Visualization tools are relatively intuitive to learn compared to SQL or Python, so pick one and roll with it. Tableau and Looker are both good choices with widespread adoption in many organizations.
4. Pick a problem space you are passionate about.
A lot of a data analyst’s day-to-day involves breaking down the business problem into a set of questions that can be answered using data.
The kinds of problems you face at an eCommerce company will be vastly different from those faced by a manufacturing company for example. In other words, being a good data analyst in an eCommerce company does not mean you’ll be able to come in and excel as a data analyst in a bank.
Domain knowledge and expertise matters. I would argue it is just as important as your technical abilities because it allows you to narrow down the scope of data to analyze. Your experience will guide you to the best areas in the data to mine for insights, enabling you to be more efficient at your job.
If there is a certain problem space that compels you to explore the underlying dataset, go ahead and build an awesome personal project showing the insights and actionable recommendations you found for that particular domain.
You can then host your project on Github. Alternatively, Tableau also allows users to post their own data visualization project on their site gallery.
This is the most effective way to land a job if you have no prior working experience, as it demonstrates initiative and skill to hiring managers and recruiters, and shows that you are passionate to make an impact in that particular industry or domain.
5. Revise basic statistical knowledge
Finally, a data analyst should have basic understanding of statistics, A/B testing, and online experiments.
Any company with a web or mobile app will definitely design experiments to validate whether new product features have improved metrics for the company, for example ARPU.
Often, product managers will look to data analysts to help design such experiments. To do so, understanding hypothesis testing, significance levels, p-values, sample size, Type I / Type II errors, and the various factors that could invalidate your test results are essential.
Peep Laja has done an excellent primer on A/B testing that covers these topics in depth.
Final Thoughts and Advice
Phew, and that’s it! That was a lot to take in. With some tenacity and a bit of luck, you are well-equipped on your way to landing that first data analyst job in no time.
It must be mentioned that the world of data changes rapidly, with new tools coming out every few months. If you relish a challenge, data is an extremely dynamic field to build your career and I’m sure you won’t regret your decision.

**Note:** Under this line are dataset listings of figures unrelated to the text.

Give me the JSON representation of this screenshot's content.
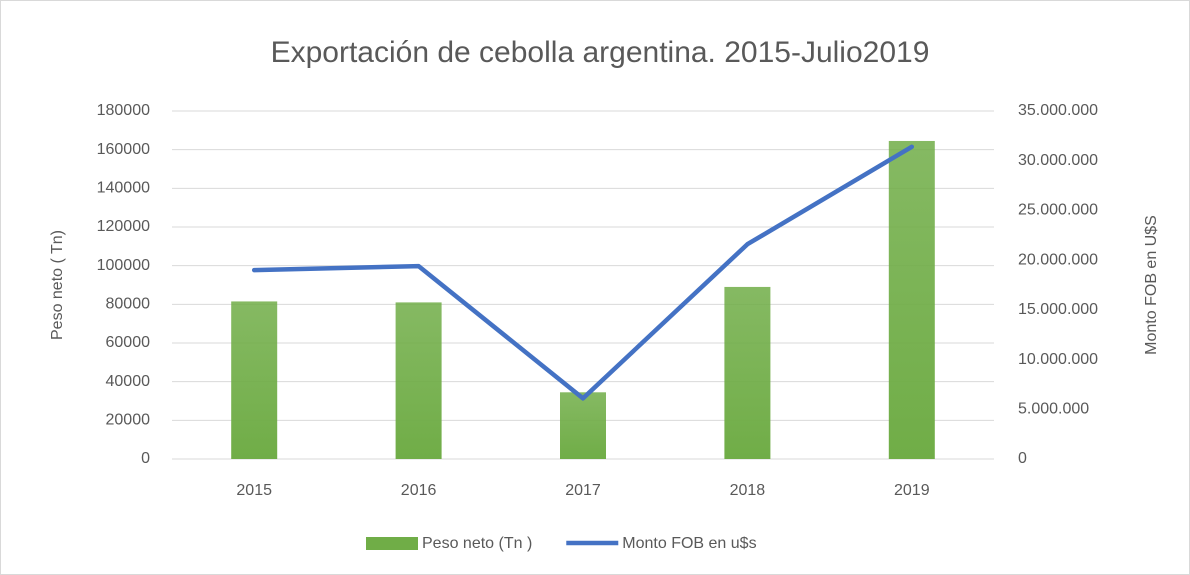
{
  "chart_data": {
    "type": "combo",
    "title": "Exportación de cebolla argentina. 2015-Julio2019",
    "categories": [
      "2015",
      "2016",
      "2017",
      "2018",
      "2019"
    ],
    "series": [
      {
        "name": "Peso neto (Tn )",
        "type": "bar",
        "axis": "y",
        "color": "#70ad47",
        "values": [
          81500,
          81000,
          34500,
          89000,
          164500
        ]
      },
      {
        "name": "Monto FOB en u$s",
        "type": "line",
        "axis": "y2",
        "color": "#4472c4",
        "values": [
          19000000,
          19400000,
          6100000,
          21600000,
          31400000
        ]
      }
    ],
    "ylabel": "Peso neto ( Tn)",
    "y2label": "Monto FOB en U$S",
    "ylim": [
      0,
      180000
    ],
    "yticks": [
      0,
      20000,
      40000,
      60000,
      80000,
      100000,
      120000,
      140000,
      160000,
      180000
    ],
    "y2lim": [
      0,
      35000000
    ],
    "y2ticks": [
      0,
      {
        "value": 5000000,
        "label": "5.000.000"
      },
      {
        "value": 10000000,
        "label": "10.000.000"
      },
      {
        "value": 15000000,
        "label": "15.000.000"
      },
      {
        "value": 20000000,
        "label": "20.000.000"
      },
      {
        "value": 25000000,
        "label": "25.000.000"
      },
      {
        "value": 30000000,
        "label": "30.000.000"
      },
      {
        "value": 35000000,
        "label": "35.000.000"
      }
    ],
    "grid": true,
    "legend": "bottom"
  }
}
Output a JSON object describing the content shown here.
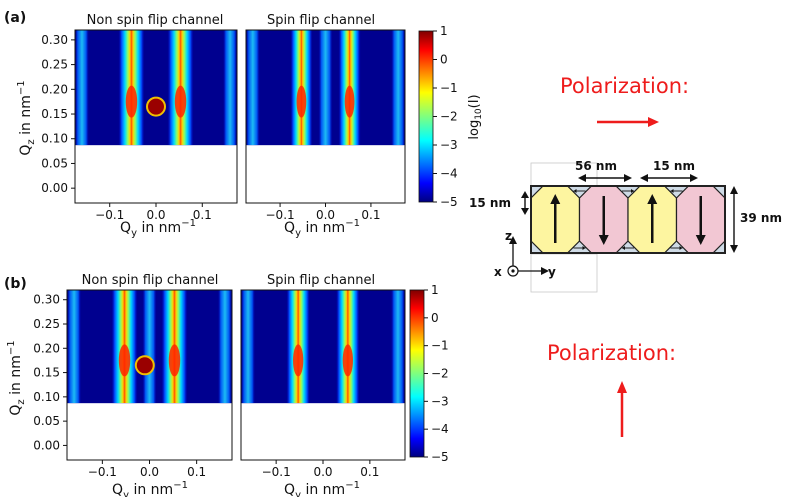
{
  "panels": {
    "a": {
      "label": "(a)",
      "left_title": "Non spin flip channel",
      "right_title": "Spin flip channel"
    },
    "b": {
      "label": "(b)",
      "left_title": "Non spin flip channel",
      "right_title": "Spin flip channel"
    }
  },
  "axes": {
    "y_ticks": [
      "0.30",
      "0.25",
      "0.20",
      "0.15",
      "0.10",
      "0.05",
      "0.00"
    ],
    "x_ticks": [
      "−0.1",
      "0.0",
      "0.1"
    ],
    "ylabel_main": "Q",
    "ylabel_sub": "z",
    "ylabel_rest": " in nm",
    "ylabel_sup": "−1",
    "xlabel_main": "Q",
    "xlabel_sub": "y",
    "xlabel_rest": " in nm",
    "xlabel_sup": "−1"
  },
  "colorbar": {
    "ticks": [
      "1",
      "0",
      "−1",
      "−2",
      "−3",
      "−4",
      "−5"
    ],
    "label": "log",
    "label_sub": "10",
    "label_rest": "(I)"
  },
  "chart_data": [
    {
      "type": "heatmap",
      "title": "Non spin flip channel",
      "xlabel": "Qy in nm⁻¹",
      "ylabel": "Qz in nm⁻¹",
      "xlim": [
        -0.175,
        0.175
      ],
      "ylim": [
        -0.03,
        0.32
      ],
      "colorbar_range": [
        -5,
        1
      ],
      "colorbar_label": "log10(I)",
      "data_ymin": 0.087,
      "stripes": [
        {
          "x": -0.16,
          "level": 0.35
        },
        {
          "x": -0.053,
          "level": 1.0
        },
        {
          "x": 0.053,
          "level": 1.0
        },
        {
          "x": 0.16,
          "level": 0.35
        }
      ],
      "beamstop": {
        "x": 0.0,
        "y": 0.165
      }
    },
    {
      "type": "heatmap",
      "title": "Spin flip channel",
      "xlabel": "Qy in nm⁻¹",
      "ylabel": "",
      "xlim": [
        -0.175,
        0.175
      ],
      "ylim": [
        -0.03,
        0.32
      ],
      "colorbar_range": [
        -5,
        1
      ],
      "data_ymin": 0.087,
      "stripes": [
        {
          "x": -0.16,
          "level": 0.3
        },
        {
          "x": -0.053,
          "level": 0.85
        },
        {
          "x": 0.0,
          "level": 0.45
        },
        {
          "x": 0.053,
          "level": 0.85
        },
        {
          "x": 0.16,
          "level": 0.3
        }
      ]
    },
    {
      "type": "heatmap",
      "title": "Non spin flip channel",
      "xlabel": "Qy in nm⁻¹",
      "ylabel": "Qz in nm⁻¹",
      "xlim": [
        -0.175,
        0.175
      ],
      "ylim": [
        -0.03,
        0.32
      ],
      "colorbar_range": [
        -5,
        1
      ],
      "colorbar_label": "",
      "data_ymin": 0.087,
      "stripes": [
        {
          "x": -0.16,
          "level": 0.35
        },
        {
          "x": -0.053,
          "level": 1.0
        },
        {
          "x": 0.0,
          "level": 0.45
        },
        {
          "x": 0.053,
          "level": 1.0
        },
        {
          "x": 0.16,
          "level": 0.35
        }
      ],
      "beamstop": {
        "x": -0.01,
        "y": 0.165
      }
    },
    {
      "type": "heatmap",
      "title": "Spin flip channel",
      "xlabel": "Qy in nm⁻¹",
      "ylabel": "",
      "xlim": [
        -0.175,
        0.175
      ],
      "ylim": [
        -0.03,
        0.32
      ],
      "colorbar_range": [
        -5,
        1
      ],
      "data_ymin": 0.087,
      "stripes": [
        {
          "x": -0.16,
          "level": 0.3
        },
        {
          "x": -0.053,
          "level": 0.9
        },
        {
          "x": 0.053,
          "level": 0.9
        },
        {
          "x": 0.16,
          "level": 0.3
        }
      ]
    }
  ],
  "polarization": {
    "top_title": "Polarization:",
    "bottom_title": "Polarization:",
    "top_direction": "right",
    "bottom_direction": "up"
  },
  "schematic": {
    "dim_width_a": "56 nm",
    "dim_width_b": "15 nm",
    "dim_height_left": "15 nm",
    "dim_height_right": "39 nm",
    "axis_z": "z",
    "axis_x": "x",
    "axis_y": "y",
    "domains": [
      "up",
      "down",
      "up",
      "down"
    ],
    "colors": {
      "yellow": "#fdf5a0",
      "pink": "#f2c7d3",
      "corner": "#cfdbe6",
      "arrow": "#ee1c1c"
    }
  }
}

Just remember, no one had it easy, and learning these things take time, so don’t try to learn everything at once, otherwise you’ll find yourself getting overwhelmed. Instead, focus on reaching proficiency with one or two tools first and build an awesome project with what you’ve learned.
Practice makes perfect, it is crucial to apply the skills you have learned to real-world problems to internalize how they work. Once you’ve reached proficiency with a programming language or a visualization tool, the next one becomes much easier to learn.
A piece of parting advice is to be flexible, keep an open mind, and experiment with new tools often to keep up with the pace of change in the data world. With that, I wish you all the best in your journey!